After the raid, one of USPI’s uniformed guards, armed with a knife and an AK-47, patrolled in front of foreign offices in a quiet neighborhood in Kabul. He did not want to be named, but confirmed that there were issues of fraud involved at USPI and that none of the lower-ranking guards were aware of management’s dealings.

“We were discouraged from asking anything and so we keep our mouths shut and heads down,” he said.

The guard said he supports a big family with the $150 a month that he receives, and was afraid that if the firm were shut down, he would lose his job.

More Crackdowns

Paktiawal says that the Afghan police are only after the corrupt companies and that the recent law enforcement efforts will impose accountability and control over contractors. He cited USPI as an example of one corrupt foreign company that the crackdown is restraining.

But USPI is hardly alone. A senior security contractor working in Kabul told CorpWatch that the Pentagon is investigating criminal misconduct in regard to $6 billion worth of equipment and service contracts to many companies in Afghanistan and Iraq. He said that 72 FBI investigators are probing mostly Pentagon and State Department security contracts in Afghanistan, but the details are highly classified.

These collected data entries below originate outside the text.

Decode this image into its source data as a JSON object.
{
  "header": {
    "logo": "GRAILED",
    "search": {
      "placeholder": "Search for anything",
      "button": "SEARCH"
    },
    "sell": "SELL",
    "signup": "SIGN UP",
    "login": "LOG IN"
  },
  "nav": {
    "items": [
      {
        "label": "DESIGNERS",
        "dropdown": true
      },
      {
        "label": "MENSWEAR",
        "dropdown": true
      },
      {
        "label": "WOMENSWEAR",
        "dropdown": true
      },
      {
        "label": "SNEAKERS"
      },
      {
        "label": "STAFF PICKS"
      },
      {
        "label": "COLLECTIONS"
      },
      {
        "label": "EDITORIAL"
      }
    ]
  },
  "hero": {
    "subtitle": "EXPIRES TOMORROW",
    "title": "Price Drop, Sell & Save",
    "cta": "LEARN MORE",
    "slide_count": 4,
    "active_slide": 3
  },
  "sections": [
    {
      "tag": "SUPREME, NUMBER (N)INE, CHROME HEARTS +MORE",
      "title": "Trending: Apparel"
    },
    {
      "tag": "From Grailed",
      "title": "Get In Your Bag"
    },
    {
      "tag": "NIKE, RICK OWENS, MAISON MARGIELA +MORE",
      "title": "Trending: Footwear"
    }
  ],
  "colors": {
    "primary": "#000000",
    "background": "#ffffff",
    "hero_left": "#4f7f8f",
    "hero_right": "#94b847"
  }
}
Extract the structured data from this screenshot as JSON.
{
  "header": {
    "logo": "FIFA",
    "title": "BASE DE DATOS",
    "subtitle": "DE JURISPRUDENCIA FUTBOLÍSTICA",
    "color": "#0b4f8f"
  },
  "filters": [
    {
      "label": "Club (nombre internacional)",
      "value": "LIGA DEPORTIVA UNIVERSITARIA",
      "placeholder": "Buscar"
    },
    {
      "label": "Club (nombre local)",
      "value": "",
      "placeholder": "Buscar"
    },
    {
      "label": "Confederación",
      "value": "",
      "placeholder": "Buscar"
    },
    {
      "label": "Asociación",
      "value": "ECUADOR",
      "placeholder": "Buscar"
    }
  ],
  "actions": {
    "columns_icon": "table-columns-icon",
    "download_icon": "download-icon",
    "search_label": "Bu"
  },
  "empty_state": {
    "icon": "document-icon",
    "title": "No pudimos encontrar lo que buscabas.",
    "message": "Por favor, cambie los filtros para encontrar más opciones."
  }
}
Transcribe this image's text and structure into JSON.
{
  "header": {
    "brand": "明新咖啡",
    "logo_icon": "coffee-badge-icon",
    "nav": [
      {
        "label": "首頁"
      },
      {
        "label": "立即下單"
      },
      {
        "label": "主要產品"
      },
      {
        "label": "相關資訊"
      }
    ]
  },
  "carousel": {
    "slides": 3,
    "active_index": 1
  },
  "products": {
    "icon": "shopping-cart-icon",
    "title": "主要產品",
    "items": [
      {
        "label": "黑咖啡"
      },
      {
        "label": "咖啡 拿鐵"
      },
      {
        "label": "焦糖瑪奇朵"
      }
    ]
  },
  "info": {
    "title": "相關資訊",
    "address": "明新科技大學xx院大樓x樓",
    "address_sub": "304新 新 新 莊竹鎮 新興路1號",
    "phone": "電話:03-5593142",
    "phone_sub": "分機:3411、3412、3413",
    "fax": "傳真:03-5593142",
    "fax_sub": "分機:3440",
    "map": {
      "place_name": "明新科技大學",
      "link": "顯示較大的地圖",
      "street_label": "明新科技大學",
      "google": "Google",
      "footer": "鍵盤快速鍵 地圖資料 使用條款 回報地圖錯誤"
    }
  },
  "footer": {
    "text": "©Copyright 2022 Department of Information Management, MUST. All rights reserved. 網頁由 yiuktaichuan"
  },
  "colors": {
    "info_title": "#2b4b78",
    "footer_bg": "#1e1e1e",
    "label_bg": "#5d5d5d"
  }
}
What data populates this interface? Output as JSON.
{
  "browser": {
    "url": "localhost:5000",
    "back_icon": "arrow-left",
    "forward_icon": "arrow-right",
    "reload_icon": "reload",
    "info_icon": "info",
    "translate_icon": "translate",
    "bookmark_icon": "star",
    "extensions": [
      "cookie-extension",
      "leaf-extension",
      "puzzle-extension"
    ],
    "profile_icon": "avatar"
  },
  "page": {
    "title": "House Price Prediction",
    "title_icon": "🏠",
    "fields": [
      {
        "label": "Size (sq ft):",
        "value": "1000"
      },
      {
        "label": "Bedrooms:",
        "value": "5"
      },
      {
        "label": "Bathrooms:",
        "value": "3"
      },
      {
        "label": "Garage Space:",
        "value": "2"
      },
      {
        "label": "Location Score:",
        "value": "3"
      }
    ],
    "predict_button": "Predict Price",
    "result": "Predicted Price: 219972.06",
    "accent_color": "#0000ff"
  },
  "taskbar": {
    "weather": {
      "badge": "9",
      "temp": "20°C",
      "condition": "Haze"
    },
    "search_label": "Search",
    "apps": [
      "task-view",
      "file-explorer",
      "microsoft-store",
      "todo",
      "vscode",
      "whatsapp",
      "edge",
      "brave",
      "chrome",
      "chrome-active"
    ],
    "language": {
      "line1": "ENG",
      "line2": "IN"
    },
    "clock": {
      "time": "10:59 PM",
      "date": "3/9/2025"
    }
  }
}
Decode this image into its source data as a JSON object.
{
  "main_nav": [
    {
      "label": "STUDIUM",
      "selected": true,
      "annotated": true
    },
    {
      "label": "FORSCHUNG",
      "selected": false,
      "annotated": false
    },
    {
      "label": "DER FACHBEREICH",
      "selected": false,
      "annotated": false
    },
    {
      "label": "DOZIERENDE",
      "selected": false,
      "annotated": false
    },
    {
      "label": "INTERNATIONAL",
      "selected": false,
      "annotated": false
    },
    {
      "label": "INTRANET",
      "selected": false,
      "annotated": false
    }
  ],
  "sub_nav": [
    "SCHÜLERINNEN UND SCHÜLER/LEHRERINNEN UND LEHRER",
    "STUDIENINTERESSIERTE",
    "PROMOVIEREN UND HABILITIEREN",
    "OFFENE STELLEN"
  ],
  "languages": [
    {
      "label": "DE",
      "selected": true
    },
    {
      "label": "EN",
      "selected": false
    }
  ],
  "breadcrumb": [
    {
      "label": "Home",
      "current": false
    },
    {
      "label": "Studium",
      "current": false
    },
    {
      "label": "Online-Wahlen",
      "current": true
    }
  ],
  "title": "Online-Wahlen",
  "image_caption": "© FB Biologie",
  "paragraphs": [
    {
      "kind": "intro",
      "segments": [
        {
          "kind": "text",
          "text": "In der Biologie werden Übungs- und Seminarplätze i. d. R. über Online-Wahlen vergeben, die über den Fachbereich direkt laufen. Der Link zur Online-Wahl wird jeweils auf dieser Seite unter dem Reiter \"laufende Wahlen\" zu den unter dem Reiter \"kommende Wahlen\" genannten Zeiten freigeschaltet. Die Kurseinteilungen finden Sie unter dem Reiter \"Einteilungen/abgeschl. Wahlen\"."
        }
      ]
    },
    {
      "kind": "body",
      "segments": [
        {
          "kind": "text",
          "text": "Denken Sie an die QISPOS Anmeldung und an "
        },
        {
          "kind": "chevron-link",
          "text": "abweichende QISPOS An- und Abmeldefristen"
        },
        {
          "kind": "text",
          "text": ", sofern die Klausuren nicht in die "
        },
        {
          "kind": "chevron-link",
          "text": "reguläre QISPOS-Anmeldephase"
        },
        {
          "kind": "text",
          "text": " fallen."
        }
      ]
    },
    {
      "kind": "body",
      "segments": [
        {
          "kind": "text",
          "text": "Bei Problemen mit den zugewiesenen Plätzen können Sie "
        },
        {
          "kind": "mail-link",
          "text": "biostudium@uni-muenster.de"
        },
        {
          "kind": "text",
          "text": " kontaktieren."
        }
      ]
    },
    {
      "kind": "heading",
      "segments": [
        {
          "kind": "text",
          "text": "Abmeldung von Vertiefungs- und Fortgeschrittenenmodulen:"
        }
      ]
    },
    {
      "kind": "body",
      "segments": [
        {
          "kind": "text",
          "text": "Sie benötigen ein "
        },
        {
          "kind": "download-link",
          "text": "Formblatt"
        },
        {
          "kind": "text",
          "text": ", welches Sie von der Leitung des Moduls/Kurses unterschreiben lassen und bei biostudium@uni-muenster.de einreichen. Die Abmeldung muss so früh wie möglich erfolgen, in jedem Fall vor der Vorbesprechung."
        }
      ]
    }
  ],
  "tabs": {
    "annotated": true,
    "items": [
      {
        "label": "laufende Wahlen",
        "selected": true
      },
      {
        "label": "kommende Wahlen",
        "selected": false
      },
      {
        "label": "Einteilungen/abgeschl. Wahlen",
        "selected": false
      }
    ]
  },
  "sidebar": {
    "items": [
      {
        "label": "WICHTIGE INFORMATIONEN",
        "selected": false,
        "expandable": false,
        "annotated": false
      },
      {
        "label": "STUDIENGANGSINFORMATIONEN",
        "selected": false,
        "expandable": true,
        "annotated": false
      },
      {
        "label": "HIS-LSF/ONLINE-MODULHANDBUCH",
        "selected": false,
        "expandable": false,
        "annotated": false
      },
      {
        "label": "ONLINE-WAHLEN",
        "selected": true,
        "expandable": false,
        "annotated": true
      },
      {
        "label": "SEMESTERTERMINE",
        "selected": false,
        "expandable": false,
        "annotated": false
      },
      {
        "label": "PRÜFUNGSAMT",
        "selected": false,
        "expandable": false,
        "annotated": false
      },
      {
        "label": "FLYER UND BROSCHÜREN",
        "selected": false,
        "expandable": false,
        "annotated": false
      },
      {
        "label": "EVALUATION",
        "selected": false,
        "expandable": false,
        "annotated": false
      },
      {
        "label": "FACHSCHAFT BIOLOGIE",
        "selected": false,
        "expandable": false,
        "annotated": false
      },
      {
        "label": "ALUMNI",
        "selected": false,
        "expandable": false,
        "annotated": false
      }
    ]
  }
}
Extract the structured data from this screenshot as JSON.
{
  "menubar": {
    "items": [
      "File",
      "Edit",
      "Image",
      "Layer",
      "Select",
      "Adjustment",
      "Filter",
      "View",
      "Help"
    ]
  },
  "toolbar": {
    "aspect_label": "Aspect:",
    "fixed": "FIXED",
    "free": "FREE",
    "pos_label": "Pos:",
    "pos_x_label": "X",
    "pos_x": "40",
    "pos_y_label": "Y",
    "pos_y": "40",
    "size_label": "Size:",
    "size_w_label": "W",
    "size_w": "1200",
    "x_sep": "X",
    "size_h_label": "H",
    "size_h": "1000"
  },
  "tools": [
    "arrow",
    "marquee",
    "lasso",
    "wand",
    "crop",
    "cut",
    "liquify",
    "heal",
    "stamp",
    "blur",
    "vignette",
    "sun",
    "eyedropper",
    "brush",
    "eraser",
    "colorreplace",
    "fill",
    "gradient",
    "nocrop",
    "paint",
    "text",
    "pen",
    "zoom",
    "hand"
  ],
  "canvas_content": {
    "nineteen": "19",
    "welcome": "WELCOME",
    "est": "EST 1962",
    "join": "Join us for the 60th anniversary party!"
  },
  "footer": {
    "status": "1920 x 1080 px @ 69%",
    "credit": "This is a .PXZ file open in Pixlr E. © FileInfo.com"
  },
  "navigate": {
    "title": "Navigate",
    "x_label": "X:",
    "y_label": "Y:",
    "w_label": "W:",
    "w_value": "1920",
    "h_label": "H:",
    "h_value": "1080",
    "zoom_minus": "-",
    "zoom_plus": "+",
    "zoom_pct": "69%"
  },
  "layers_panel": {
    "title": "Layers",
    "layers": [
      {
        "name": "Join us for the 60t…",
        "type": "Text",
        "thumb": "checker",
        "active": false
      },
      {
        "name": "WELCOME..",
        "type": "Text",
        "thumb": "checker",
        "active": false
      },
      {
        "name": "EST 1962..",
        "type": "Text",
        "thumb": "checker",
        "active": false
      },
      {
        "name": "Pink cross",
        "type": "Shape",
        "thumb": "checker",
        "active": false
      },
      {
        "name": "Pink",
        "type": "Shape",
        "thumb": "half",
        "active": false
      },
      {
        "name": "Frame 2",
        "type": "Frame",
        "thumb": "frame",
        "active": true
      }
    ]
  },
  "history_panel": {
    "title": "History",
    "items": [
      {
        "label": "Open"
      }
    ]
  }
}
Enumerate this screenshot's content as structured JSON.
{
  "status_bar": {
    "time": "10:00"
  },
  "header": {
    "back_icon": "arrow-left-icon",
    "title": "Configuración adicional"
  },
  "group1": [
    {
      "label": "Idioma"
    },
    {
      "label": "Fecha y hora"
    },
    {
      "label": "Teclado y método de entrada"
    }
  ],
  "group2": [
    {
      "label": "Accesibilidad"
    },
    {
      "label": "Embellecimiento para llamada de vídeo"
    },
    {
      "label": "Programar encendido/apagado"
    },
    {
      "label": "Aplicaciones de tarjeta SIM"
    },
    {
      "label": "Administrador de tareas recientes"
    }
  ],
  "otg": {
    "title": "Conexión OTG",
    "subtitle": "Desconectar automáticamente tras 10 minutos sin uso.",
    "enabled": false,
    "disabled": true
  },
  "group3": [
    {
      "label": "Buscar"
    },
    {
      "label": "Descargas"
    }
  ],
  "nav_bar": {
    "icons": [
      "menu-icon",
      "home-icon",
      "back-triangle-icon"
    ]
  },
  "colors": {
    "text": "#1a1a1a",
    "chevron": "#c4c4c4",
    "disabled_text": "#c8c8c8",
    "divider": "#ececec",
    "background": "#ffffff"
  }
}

Other companies the government has raided include: the British firm Olympic Security Group for operating without a license; the joint Afghan-British contractor, Witan Risk Management; and Afghan companies Watan and Caps, Khawar and Mellat International Security. It is not clear whether these companies remain closed or have re-opened for business.

Meanwhile, the Afghan people face a variety of men with guns on their streets and blame most of the violence on the private security contractors.

Susanne Schmeidl, co-author of a recent report on private security companies in Angola and Afghanistan for Swisspeace, writes that the expatriate guards are often confused with foreign troops by the local populations. “While there is a positive argument to be made that private security company employment keeps former strongmen and their militia off the streets,” she told a news conference in Kabul, “the dilemma as to what will happen to these militia when the contract ends needs to be addressed.”